One of the most prevalent challenges in contemporary Christianity is navigating the relationship between the individual and their faith community when the Christian enters spiritually challenging times: periods of aridity, misunderstanding, suffering, or darkness. This problem is amplified because of the growing angst that many feel with organized religion. When loyalty to the church gets tested during a personal faith crisis or honest intellectual query, many leave disenchanted, claiming a desire to be spiritual but not religious.
Cries from the Wilderness: Reimagining Church Culture in an Age of Uncertainty explores the memoirs of three contemporary sojourners (Rachel Held Evans, David Gushee, and Macy Halford) asking: What postures were common in his or her journey that helped them navigate their spiritual wilderness? David Pocta then argues that a primary problem is that many faith communities rarely see themselves in the spiritual wilderness. The author’s contention is that spiritual communities are often ill-equipped to nurture the spiritual life of disoriented or questioning Christians. By acknowledging their own spiritual journey and drawing lessons from healthy wilderness postures they would be better positioned to transform and mature their community while creating a nurturing environment for individual sojourners.
David Pocta is director of the Institute for the Study of Contemporary Spirituality at the Oblate School of Theology and Executive Director of the Disciples Center for Education.
Chapter 1: The Story of a Soul
Chapter 2: Macy Halford
Chapter 3: Rachel Held Evans
Chapter 4: David Gushee
Chapter 5: Navigating the Wilderness
Chapter 6: What Went Wrong with Their Community
Chapter 7: A Theology and Spirituality of Wilderness
Chapter 8: A Model to Frame "Deconstruction" and Community
Chapter 9: Contextualizing the Contemporary Wilderness
Chapter 10: Reimagining the Church: Some Suggestions
Conclusion: Some Final Uncensored Thoughts
With a depth gained from both profound spiritual struggle and intellectual rigor, David Pocta has given the church a pastoral gift—an examination of its role in driving Christians into the wilderness. With his own journey as backdrop, Pocta analyzes the stories of three fellow pilgrims, offering a rich understanding of their wanderings and pointing out common markers along the way. The result is a narrative of how transformed faith and hope can spring from personal desolation. This volume will serve as a remarkable resource for the healing of the churches in which our journeys begin and of those alienated by their faith traditions.
This book is for anyone who has experienced the spiritual wilderness or who knows someone trying to navigate the spiritual wilderness. In other words, it is for everyone. This book gives hope for those who are wandering and breathes life into dry bones. David Pocta helps faith communities understand how to listen to and have conversations with wilderness folk. Take and read.
Attentive to the angst of “wandering, doubting, questioning” Christians (especially Evangelicals, the author’s own church family), who find their once beloved church communities unable to sustain them beyond the simple certainties that once constituted faith, David Pocta’s “Cries from the Wilderness” offers a compelling, challenging, yet ultimately faith-filled response.
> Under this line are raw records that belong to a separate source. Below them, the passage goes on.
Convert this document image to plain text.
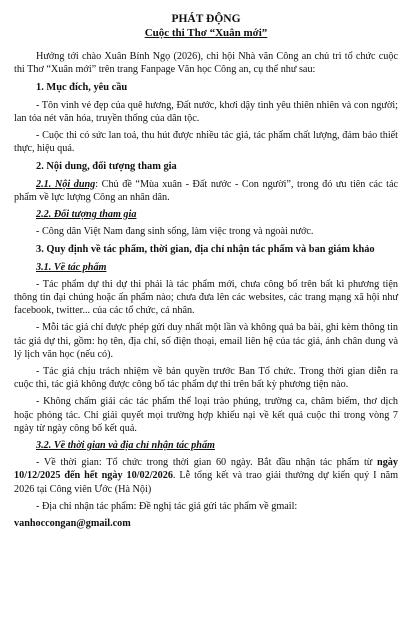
PHÁT ĐỘNG
Cuộc thi Thơ “Xuân mới”

Hướng tới chào Xuân Bính Ngọ (2026), chi hội Nhà văn Công an chủ trì tổ chức cuộc thi Thơ “Xuân mới” trên trang Fanpage Văn học Công an, cụ thể như sau:

1. Mục đích, yêu cầu

- Tôn vinh vẻ đẹp của quê hương, Đất nước, khơi dậy tình yêu thiên nhiên và con người; lan tỏa nét văn hóa, truyền thống của dân tộc.

- Cuộc thi có sức lan toả, thu hút được nhiều tác giả, tác phẩm chất lượng, đảm bảo thiết thực, hiệu quả.

2. Nội dung, đối tượng tham gia

2.1. Nội dung: Chủ đề “Mùa xuân - Đất nước - Con người”, trong đó ưu tiên các tác phẩm về lực lượng Công an nhân dân.

2.2. Đối tượng tham gia

- Công dân Việt Nam đang sinh sống, làm việc trong và ngoài nước.

3. Quy định về tác phẩm, thời gian, địa chỉ nhận tác phẩm và ban giám khảo
3.1. Về tác phẩm

- Tác phẩm dự thi dự thi phải là tác phẩm mới, chưa công bố trên bất kì phương tiện thông tin đại chúng hoặc ấn phẩm nào; chưa đưa lên các websites, các trang mạng xã hội như facebook, twitter... của các tổ chức, cá nhân.

- Mỗi tác giả chỉ được phép gửi duy nhất một lần và không quá ba bài, ghi kèm thông tin tác giả dự thi, gồm: họ tên, địa chỉ, số điện thoại, email liên hệ của tác giả, ảnh chân dung và lý lịch văn học (nếu có).

- Tác giả chịu trách nhiệm về bản quyền trước Ban Tổ chức. Trong thời gian diễn ra cuộc thi, tác giả không được công bố tác phẩm dự thi trên bất kỳ phương tiện nào.

- Không chấm giải các tác phẩm thể loại trào phúng, trường ca, châm biếm, thơ dịch hoặc phỏng tác. Chỉ giải quyết mọi trường hợp khiếu nại về kết quả cuộc thi trong vòng 7 ngày từ ngày công bố kết quả.

3.2. Về thời gian và địa chỉ nhận tác phẩm

- Về thời gian: Tổ chức trong thời gian 60 ngày. Bắt đầu nhận tác phẩm từ ngày 10/12/2025 đến hết ngày 10/02/2026. Lễ tổng kết và trao giải thưởng dự kiến quý I năm 2026 tại Công viên Ước (Hà Nội)

- Địa chỉ nhận tác phẩm: Đề nghị tác giả gửi tác phẩm về gmail:

vanhoccongan@gmail.com
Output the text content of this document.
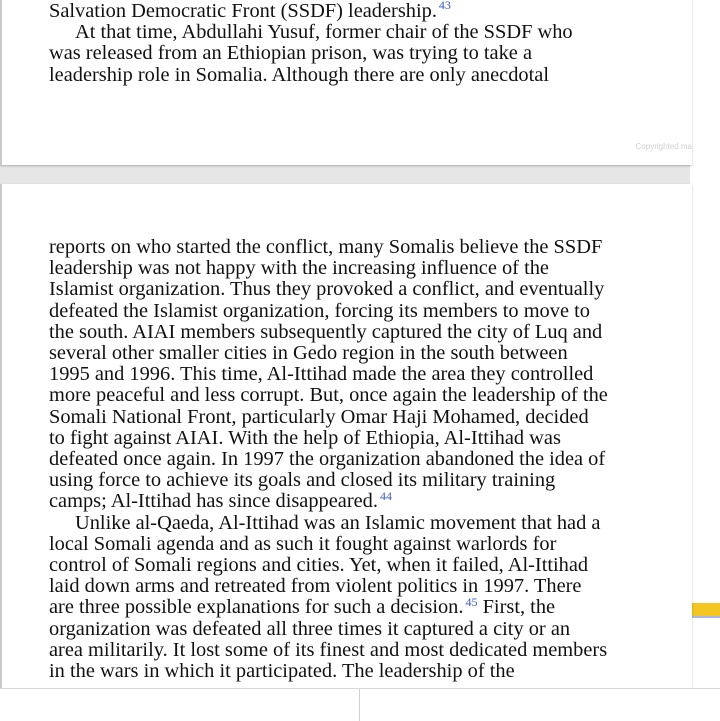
Salvation Democratic Front (SSDF) leadership. $^{43}$
At that time, Abdullahi Yusuf, former chair of the SSDF who
was released from an Ethiopian prison, was trying to take a
leadership role in Somalia. Although there are only anecdotal
Copyrighted ma
reports on who started the conflict, many Somalis believe the SSDF
leadership was not happy with the increasing influence of the
Islamist organization. Thus they provoked a conflict, and eventually
defeated the Islamist organization, forcing its members to move to
the south. AIAI members subsequently captured the city of Luq and
several other smaller cities in Gedo region in the south between
1995 and 1996. This time, Al-Ittihad made the area they controlled
more peaceful and less corrupt. But, once again the leadership of the
Somali National Front, particularly Omar Haji Mohamed, decided
to fight against AIAI. With the help of Ethiopia, Al-Ittihad was
defeated once again. In 1997 the organization abandoned the idea of
using force to achieve its goals and closed its military training
camps; Al-Ittihad has since disappeared. $^{44}$
Unlike al-Qaeda, Al-Ittihad was an Islamic movement that had a
local Somali agenda and as such it fought against warlords for
control of Somali regions and cities. Yet, when it failed, Al-Ittihad
laid down arms and retreated from violent politics in 1997. There
are three possible explanations for such a decision. $^{45}$ First, the
organization was defeated all three times it captured a city or an
area militarily. It lost some of its finest and most dedicated members
in the wars in which it participated. The leadership of the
The narratives of three questioners with markedly different trajectories– Macy Halford, Rachael Held Evans, and David Gushee- map out the wilderness journey in its variety as each wrestles with what it might mean to nurture discipleship towards genuine maturity. While the three vividly illustrate the search, the focus of Pocta’s concern is the inability of their home churches to offer spiritual, theological and scriptural sustenance for the journey. He thus offers a bracing, well- considered critique and an expansive, kingdom-driven vision of the church reimagined.
Cries from the Wilderness examines a complex problem—people leaving evangelical churches—through a complex lens—the wilderness metaphor—and proposes a complex solution—a reimagined spiritual ecclesial ecosystem. Not a book for those looking to simply confirm an analysis or find a quick-fix program, it is rather an invitation into a research space that honors honest questions, community tensions, and possibilities for healthy change; that is to say, it is a spiritual project.
I recommend this book, not only for its thought-provoking content, but also for the deep concern you will hear in David Pocta’s voice throughout it. With conviction and compassion, he models what he calls us to: a willingness to study (including rigorous personal and institutional self-examination), a commitment to listen well to diverse others, and an investment to cultivate Spirit-produced virtues for the ongoing work of becoming less rigid in our communities of faith.